Please let us know if there is any issue with this process.

jiazou-bigdata commented 2 years ago

@rstz Thank you so much for the guidance. Will do!

jiazou-bigdata commented 1 year ago

@achoum @rstz @janpfeifer,

Hi, I hope this message finds you well.

Recently we finished a benchmark study of more than ten decision forest inference platforms on eight diversified datasets using different number of trees (10, 500, 1600) and different forest algorithms (RandomForest, XGBoost, LightGBM) on CPU and GPU. You can find the study here.

We also considered TFDF and Yggdrasil in single-thread comparison (Table 10 in the paper). It showed that the single-thread performance of Yggdrasil (using the QuickScorer algorithm) outperformed most of other platforms!

(We didn't consider TFDF and Yggdrasil in other multi-threading comparisons, because it seems as to this point, there is no knob to fully parallelize the inference process in Yggdrasil to make it a fair comparison.)

If possible, please do not hesitate a moment to let us know if you have any questions or suggestions for our study.

Thank you!

janpfeifer commented 1 year ago

hi @jiazou-bigdata , thanks for sharing the results, the paper is super interesting, and I'm looking forward to learning more about netsDB -- as I understand it, it's a great thing when computation should move closer to the data whenever possible.

About the multi-threading: it's a long standing TODO for us to implement the model parallelism -- data parallelism is easier achieved by the client, since our library is re-entrant.

In part because our clients are either (1) very latency conscious -- in which case they usually use small models (<100 trees, usually inference < 1 microsecond) and the overhead of parallelism may not pay off(?) -- or (2) they don't care, and they are more interested in throughput, in which case data parallelism (separate threads doing inference in separate batch of examples) is simpler and efficient.

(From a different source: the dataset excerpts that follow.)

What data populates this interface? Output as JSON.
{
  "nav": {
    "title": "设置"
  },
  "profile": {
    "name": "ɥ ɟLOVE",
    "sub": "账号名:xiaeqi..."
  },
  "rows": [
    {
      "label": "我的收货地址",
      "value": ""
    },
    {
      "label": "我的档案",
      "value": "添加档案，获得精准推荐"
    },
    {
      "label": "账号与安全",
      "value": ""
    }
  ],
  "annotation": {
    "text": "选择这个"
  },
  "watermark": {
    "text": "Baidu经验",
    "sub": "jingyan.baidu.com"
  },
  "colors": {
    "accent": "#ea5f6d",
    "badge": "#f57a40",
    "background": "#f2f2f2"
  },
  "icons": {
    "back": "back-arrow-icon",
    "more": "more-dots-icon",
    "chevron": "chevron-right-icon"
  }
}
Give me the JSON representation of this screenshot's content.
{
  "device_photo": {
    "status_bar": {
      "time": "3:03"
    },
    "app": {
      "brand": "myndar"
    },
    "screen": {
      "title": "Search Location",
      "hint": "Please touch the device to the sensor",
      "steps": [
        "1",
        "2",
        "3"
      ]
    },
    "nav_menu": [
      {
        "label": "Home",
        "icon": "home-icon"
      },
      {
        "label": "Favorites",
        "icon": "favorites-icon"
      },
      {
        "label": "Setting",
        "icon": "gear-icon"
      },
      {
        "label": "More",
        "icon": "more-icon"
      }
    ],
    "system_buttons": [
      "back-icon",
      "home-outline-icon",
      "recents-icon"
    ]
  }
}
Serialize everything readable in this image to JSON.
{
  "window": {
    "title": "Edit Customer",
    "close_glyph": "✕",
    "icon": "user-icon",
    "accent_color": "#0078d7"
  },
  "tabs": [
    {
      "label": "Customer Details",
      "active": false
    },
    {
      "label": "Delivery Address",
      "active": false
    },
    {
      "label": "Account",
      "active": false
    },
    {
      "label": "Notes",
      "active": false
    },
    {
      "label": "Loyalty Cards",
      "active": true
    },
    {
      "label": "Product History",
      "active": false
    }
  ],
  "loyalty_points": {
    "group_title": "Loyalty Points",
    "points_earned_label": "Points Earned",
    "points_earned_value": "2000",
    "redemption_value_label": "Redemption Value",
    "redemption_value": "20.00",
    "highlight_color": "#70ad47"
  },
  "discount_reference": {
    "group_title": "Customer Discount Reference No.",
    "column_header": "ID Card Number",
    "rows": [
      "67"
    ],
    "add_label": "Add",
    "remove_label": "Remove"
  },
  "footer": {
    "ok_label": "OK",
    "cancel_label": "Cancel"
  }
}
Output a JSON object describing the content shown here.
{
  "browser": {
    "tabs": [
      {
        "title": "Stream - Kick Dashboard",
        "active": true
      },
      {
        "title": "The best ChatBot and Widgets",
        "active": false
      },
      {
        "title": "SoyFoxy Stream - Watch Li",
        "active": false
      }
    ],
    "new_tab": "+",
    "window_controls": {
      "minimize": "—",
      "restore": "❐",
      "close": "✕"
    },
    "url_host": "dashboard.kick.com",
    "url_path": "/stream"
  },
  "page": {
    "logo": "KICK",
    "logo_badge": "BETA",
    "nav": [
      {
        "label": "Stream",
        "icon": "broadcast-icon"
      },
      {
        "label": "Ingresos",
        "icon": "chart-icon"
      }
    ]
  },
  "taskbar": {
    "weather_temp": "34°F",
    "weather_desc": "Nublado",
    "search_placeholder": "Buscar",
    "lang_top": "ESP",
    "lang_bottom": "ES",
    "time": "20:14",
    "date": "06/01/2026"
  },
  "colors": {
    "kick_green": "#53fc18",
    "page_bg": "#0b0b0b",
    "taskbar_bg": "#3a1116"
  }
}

GPU is also something we have some experiments with ... we haven't yet invested because of we haven't seen the need from clients. I'm assuming netDBs would run on servers with GPUs and would benefit from it, is that correct ?

Btw, one suggestion for the study: what about an additional table on throughput (as opposed to latency) ? Specially for the larger models ... Given a fixed hardware, how many inferences/second can one get through ... For our use cases this is often more relevant (and the same may be true for many use cases of netsDB, no?)

cheers, and again thanks for sharing! This motivates us to improve it even further.

ps.: And btw, let us know if you find out special cases that could be really important (help lots of folks), that would guide our optimization efforsts.